Die Episode zeigt: Im über 50 Jahre alten Rauchwarengeschäft an der Zürichstrasse 7 müssen Änderungen sorgfältig durchdacht sein. Zwischen einem Solarium und Gilbert Gislers Cabaret «Nightbird» gelegen, ist der Tabakladen im Laufe der Jahrzehnte zu Usters Kult-Kiosk geworden. Eine im Stadtkern gelegene Institution, an dem die zahlreichen Aufwertungsbestrebungen im Zentrum spurlos vorbei gingen: Der Laden verströmt auch heute noch 60er Jahre -Flair.

Die Mühe mit dem Loslassen

Die Episode mit der Telefonnummer zeigt auch: Gilbert Gisler hängt immer noch an «seinem» Tabakladen – obwohl er den Stab am 1. April an Imerio Corradin weitergegeben hat. Überraschend ist das nicht: Schliesslich war Gisler zuvor während sieben Jahren das Gesicht des Kiosks. Von Montag bis Samstag sass er  jeweils während rund acht Stunden hinter dem Tresen und plauderte mit den Besuchern – viele von ihnen Stammkunden – über Gott und die Welt. Diese tägliche Routine fiel vor einigen Wochen Knall auf Fall weg.

Dass diese Änderung für Gisler einschneidend ist, will er erst nicht zugeben: «Ich bin Sternzeichen Wassermann: Wenn ich etwas erreicht habe, suche ich schon die nächste Herausforderung», sagt er scheinbar abgebrüht. Mit zunehmender Dauer des Gesprächs tritt dann allerdings auch die alternative Wahrheit ans Licht: Einmal eilt Gisler in den Laden, um einen Kunden zu bedienen – obwohl doch eigentlich auch Nachfolger Corradin vor Ort wäre. Immer wieder gibt er dem neuen Geschäftsführer Tipps. Und die Frage, wie oft er denn noch hier, an alter Wirkungsstätte zugegen sei, beantwortet Gisler mit «täglich». «Ja, ich gebe zu: mir fehlt etwas. Ich habe den Tag über keine Beschäftigung mehr», sagt er schliesslich.

Rotlicht und Tabak

Dabei wollte Gilbert Gisler ursprünglich genau das: Kürzer treten, nicht auch am Tag arbeiten. Denn in den letzten Jahren war er nicht nur tag- sondern auch nachtaktiv. Und die nächtliche Umtriebigkeit war es, die Gisler in Uster bekannt machte: Ende der 80er Jahre stieg er ins Ustermer Gastgewerbe ein.
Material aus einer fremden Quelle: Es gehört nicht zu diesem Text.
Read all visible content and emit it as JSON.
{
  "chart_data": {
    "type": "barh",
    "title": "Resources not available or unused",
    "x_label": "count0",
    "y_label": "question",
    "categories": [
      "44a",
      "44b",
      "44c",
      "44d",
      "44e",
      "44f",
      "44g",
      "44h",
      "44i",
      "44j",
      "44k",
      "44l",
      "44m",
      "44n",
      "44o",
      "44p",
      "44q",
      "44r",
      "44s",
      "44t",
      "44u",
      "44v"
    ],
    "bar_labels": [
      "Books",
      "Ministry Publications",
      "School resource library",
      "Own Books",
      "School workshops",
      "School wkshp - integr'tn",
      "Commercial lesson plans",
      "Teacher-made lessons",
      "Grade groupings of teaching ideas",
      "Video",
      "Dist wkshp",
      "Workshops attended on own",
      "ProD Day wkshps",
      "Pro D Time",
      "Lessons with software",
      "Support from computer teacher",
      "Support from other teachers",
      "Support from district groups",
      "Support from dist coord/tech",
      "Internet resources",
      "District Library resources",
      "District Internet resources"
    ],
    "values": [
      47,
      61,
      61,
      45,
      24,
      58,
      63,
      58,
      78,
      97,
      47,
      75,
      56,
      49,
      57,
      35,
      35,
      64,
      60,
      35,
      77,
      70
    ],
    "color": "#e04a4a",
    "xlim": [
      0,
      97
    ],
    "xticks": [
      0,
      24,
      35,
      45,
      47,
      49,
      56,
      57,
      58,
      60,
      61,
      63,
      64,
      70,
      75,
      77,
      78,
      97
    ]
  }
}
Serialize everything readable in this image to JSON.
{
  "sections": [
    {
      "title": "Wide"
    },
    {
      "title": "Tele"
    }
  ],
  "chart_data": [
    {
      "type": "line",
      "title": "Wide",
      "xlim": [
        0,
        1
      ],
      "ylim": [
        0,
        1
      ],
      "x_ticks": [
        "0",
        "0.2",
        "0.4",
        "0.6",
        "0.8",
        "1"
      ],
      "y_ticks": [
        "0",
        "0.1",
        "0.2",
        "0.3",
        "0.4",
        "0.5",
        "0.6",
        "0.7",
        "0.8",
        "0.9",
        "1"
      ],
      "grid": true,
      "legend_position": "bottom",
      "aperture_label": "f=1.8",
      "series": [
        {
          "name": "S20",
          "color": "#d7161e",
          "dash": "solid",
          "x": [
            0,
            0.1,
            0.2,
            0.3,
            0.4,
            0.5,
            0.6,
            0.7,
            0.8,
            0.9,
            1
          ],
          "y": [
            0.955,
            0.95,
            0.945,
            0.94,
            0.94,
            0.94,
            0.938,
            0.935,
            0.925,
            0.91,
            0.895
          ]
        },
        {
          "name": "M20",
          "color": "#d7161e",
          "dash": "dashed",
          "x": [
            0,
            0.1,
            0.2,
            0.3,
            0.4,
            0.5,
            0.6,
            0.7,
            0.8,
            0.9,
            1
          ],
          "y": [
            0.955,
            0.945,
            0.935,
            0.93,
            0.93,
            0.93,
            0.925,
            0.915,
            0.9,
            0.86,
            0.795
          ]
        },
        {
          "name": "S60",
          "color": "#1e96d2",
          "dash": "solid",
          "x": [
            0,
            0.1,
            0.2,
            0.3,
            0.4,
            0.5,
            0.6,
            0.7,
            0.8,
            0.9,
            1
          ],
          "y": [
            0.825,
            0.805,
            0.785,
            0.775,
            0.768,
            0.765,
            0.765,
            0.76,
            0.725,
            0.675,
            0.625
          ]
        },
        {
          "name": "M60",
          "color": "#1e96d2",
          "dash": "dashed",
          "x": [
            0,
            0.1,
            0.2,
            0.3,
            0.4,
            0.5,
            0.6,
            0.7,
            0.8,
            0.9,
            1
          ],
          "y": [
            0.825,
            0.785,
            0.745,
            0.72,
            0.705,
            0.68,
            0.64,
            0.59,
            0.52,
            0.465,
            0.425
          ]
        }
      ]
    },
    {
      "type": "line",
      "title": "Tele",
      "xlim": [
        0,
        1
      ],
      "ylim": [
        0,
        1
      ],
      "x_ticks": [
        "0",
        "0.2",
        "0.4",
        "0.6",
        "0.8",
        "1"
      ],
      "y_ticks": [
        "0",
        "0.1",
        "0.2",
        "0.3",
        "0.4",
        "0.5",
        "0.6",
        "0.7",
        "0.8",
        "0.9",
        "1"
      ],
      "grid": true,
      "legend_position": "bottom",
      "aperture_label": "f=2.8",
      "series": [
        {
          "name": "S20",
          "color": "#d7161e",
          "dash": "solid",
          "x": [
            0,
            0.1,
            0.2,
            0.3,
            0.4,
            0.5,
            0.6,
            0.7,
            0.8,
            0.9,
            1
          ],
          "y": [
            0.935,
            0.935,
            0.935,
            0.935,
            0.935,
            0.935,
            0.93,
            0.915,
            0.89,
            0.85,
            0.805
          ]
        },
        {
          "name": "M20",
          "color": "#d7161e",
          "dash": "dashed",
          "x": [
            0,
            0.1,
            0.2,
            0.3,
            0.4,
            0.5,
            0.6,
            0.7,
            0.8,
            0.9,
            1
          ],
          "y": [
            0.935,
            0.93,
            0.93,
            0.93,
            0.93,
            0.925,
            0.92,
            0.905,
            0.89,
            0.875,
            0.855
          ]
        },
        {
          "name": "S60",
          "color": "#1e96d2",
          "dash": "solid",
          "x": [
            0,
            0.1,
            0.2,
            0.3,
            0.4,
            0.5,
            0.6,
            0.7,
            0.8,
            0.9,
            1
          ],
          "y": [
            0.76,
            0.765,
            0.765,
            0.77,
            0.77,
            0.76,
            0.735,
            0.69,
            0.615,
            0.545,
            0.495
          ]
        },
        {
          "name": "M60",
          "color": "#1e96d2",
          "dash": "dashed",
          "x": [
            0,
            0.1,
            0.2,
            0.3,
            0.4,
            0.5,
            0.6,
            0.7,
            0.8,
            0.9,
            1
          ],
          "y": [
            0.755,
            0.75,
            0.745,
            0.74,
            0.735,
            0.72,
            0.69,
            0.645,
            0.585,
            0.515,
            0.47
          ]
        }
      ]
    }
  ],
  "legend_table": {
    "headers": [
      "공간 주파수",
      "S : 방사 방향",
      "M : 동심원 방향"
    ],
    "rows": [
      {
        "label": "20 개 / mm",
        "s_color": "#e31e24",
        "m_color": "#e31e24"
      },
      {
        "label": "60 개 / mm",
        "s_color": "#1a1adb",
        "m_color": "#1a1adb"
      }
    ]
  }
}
Später begann er, das in dieser Stadt bis dahin quasi inexistente Nachtleben aufzumischen, indem er das «Nightbird» (Usters erstes Cabaret), die «Bella Rosa» (Usters erste Kontaktbar) und den «Kitchen Club»(Usters derzeit einzige permanente Disco) eröffnete.

Die Nächte im Ustermer Rotlicht, die Tage hinter dem Tresen – für den 60-Jährigen wurde dies in den letzten Jahren zu viel. Deshalb jüngst der Verkauf des Ladeninventars an Imerio Corradin.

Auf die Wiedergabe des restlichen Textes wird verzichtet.